Posture and asthma

Asthma is the common chronic inflammatory disease of the airways. Symptoms include wheezing, coughing, chest tightness, and shortness of breath.

It can be divided into 2 types:
–    Extrinsic: triggered by allergens.
–    Intrinsic: caused by extremes of feelings like laughing, crying, or contact with chemicals like cigarette smoke, aspirin, cleaning agents, or chest infection or exercises.

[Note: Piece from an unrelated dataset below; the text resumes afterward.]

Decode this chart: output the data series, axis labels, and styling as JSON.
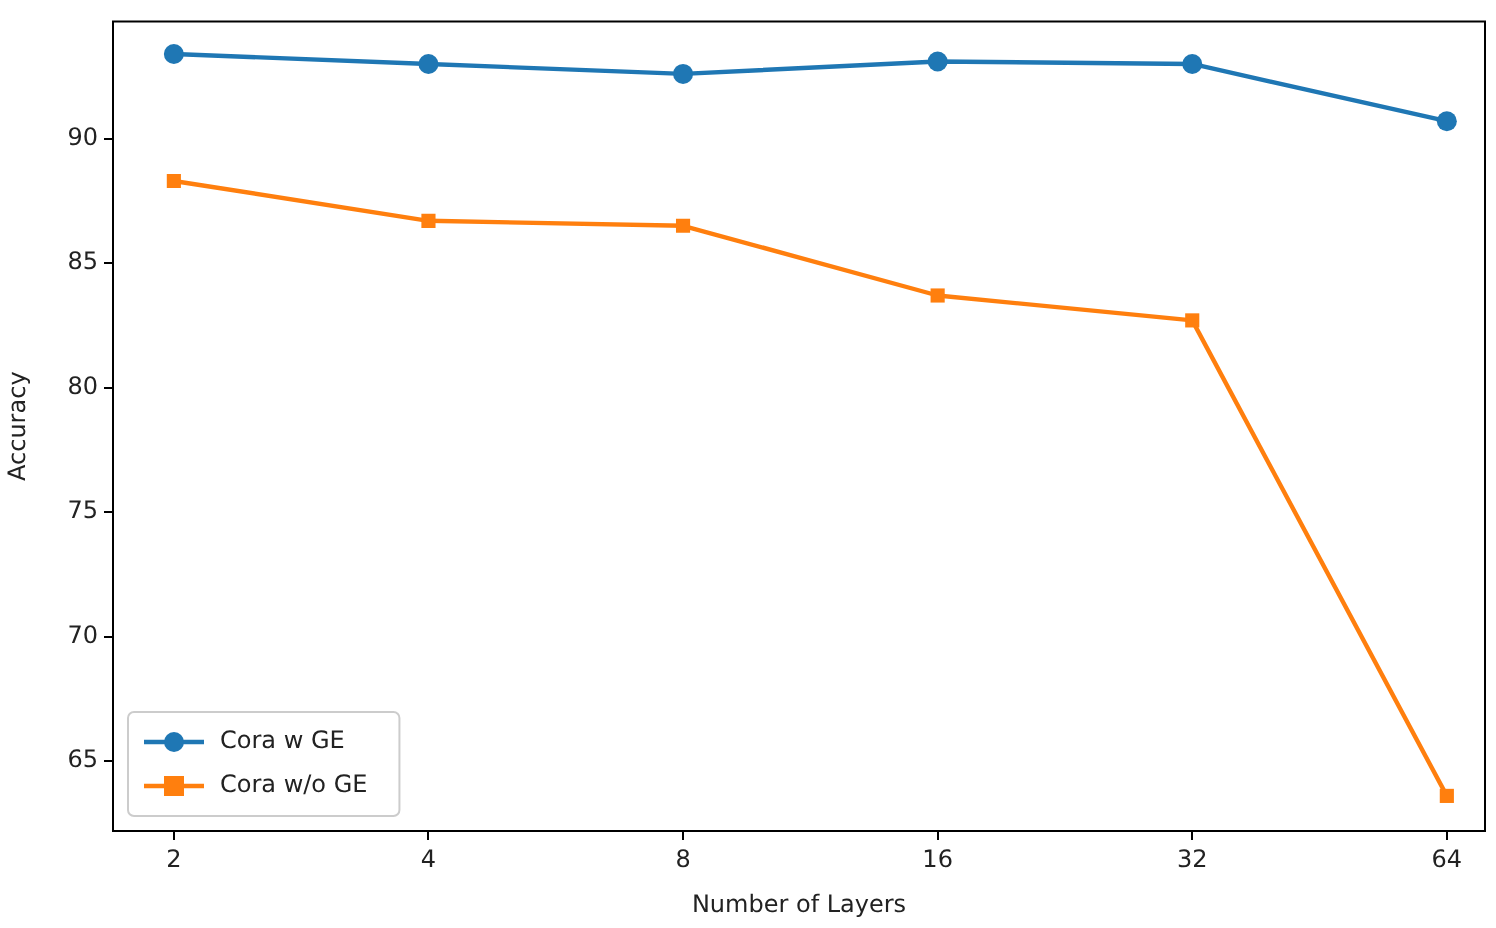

Either way, where posture comes into play is that breathing and getting air into the lungs is quite a mechanical feat.

The main muscle for breathing, the diaphragm, needs to contract fully to increase the volume of the thoracic cage in order for the lungs to fully fill up. Full contraction of the diaphragm necessitates optimal postural alignment of the thorax, the spine and the pelvis.

So now, imagine an individual with an anterior scapular plane. His shoulders are rounded and his abdominal muscles are shortened. How well do you think he breathes? How much do you think his diaphragm can contract?

I have seen significant change in my clinical work when studying the relationship between asthma and posture. With postural recalibration, as we are able to align the shoulders with the pelvis, we open up the rib cage and make it possible for the diaphragm to fully contract. This leads to an easier breathing cycle and more oxygen for cellular health. The end result is increased energy and vitality.

I believe that, as we focus on the systemic causes and effect of asthma, proper treatment should include global postural reprogramming in order to increase the mechanical leverage on breathing capacity!